I ended up writing out some of my thoughts on raksha in another thread, so I'll paste it in here:

I think part of what kills my ability to feel sorry for him is the Renegade segment way, way back. When Grayven used the Ophidian's Eyes on Nabu, he found no emotion in him whatsoever besides avarice. That says not-good things about the sort of creature Nabu is, and makes me doubt that he even has the capacity to think of others as having inherent value.

My comparison to a raksha was rather deliberate - I see Nabu as an inhuman entity that obsessively pushes the role it's chosen for itself, using the people around it as ornaments and bit players in its own personal little drama. Nabu is The Elder Sage, Protector of the Weak, and so he filters the entire world through the lens of that persona. OL disapproves of The Elder Sage's actions - clearly, this makes him a villain to be defeated, because The Elder Sage is Wise and Good and Knows What Is Best. Likewise, Nabu takes such a cavalier attitude toward his membership in the JL because they're not 'friends' or 'allies': the Leaguers are just the latest set of secondary cast members in The Tale of the Wise Sage, and thus only matter in how their actions enable (or inhibit) The Wise Sage's exploits.

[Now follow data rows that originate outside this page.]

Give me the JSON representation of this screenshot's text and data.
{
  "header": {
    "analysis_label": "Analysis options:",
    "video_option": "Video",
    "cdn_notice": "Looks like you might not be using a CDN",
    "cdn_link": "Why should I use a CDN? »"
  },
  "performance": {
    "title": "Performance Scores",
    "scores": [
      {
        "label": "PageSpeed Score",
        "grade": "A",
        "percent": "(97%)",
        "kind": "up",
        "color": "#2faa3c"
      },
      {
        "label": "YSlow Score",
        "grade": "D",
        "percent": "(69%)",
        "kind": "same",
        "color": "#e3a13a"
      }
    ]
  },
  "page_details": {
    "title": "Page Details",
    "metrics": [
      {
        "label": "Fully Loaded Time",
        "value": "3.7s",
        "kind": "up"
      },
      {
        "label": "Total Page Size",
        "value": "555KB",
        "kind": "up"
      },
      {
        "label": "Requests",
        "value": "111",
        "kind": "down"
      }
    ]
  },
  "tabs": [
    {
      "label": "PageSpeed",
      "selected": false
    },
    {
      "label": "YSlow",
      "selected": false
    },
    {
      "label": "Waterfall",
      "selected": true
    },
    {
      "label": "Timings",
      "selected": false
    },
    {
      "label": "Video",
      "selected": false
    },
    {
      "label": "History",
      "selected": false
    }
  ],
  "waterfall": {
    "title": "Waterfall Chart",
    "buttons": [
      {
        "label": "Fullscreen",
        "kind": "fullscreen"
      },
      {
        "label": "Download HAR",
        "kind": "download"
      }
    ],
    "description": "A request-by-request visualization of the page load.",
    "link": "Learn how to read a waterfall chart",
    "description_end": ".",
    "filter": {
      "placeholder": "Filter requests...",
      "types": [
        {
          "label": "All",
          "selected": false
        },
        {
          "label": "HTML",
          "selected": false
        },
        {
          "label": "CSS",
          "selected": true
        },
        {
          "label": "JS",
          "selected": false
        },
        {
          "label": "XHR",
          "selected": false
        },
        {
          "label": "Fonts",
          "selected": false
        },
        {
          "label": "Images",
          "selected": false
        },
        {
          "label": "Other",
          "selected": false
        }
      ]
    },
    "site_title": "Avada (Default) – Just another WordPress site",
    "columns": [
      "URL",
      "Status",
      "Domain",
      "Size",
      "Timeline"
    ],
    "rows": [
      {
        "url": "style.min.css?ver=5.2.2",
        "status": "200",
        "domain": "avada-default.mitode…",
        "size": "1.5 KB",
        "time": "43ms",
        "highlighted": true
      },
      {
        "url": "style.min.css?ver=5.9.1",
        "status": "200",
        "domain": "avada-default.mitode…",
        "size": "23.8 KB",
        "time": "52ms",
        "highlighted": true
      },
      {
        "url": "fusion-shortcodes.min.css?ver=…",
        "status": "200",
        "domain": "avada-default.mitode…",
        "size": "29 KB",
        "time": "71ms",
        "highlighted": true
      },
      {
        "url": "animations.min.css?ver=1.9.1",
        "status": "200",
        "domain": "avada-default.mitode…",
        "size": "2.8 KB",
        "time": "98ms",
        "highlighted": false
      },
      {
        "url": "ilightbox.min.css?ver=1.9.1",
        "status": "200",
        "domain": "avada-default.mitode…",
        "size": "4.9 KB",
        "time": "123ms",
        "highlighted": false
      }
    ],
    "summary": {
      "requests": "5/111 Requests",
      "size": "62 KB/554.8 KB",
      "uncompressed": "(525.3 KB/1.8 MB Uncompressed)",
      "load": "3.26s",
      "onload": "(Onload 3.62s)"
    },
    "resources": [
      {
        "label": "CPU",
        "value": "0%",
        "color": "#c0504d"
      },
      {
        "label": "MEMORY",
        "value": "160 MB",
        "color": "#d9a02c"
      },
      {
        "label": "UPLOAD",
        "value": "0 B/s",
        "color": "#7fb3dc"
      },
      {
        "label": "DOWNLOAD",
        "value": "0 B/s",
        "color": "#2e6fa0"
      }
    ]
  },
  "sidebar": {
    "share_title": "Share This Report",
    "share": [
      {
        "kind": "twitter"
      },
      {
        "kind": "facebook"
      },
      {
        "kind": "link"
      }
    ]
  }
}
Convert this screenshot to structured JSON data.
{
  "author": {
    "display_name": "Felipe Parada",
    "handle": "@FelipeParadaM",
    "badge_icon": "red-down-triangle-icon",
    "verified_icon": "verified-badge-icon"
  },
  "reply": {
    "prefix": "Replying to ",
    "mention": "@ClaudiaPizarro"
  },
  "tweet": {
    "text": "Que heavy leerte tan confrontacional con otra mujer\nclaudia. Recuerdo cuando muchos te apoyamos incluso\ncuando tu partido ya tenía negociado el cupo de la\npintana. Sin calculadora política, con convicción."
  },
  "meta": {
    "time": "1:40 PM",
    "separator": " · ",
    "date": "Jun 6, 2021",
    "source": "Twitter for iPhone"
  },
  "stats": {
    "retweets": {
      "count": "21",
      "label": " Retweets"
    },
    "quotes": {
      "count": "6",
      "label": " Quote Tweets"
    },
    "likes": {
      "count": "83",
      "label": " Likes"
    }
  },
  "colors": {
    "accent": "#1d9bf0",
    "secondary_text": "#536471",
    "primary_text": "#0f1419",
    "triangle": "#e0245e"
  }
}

He may protect people, but only because having a panel where the village chieftain thanks The Wise Sage and gives him a chance to prove his character by denying any reward helps with the story.

The world around Nabu is a perfectly orderly, perfectly linear realm which progresses seamlessly from scene to scene of his life's story - and whenever reality fails to meet that expectation, he either goes into denial or gets upset.

A major part of this is his treatment of Nelson. After all, Nelson is the young seeker of knowledge who frees The Wise Sage and allows him to return to the world. That is his role, and if he doesn't play the role then the whole narrative starts to crumble. Kent Nelson can only fulfill his role if he is either:

A) The Wise Sage's Apprentice, in which case he only needs to interact with The Wise Sage.

B) a largely-ignored footnote, the "suit of clothing" Nelson described himself as to the Team - in which case him indulging in independent action is an active detriment to the role.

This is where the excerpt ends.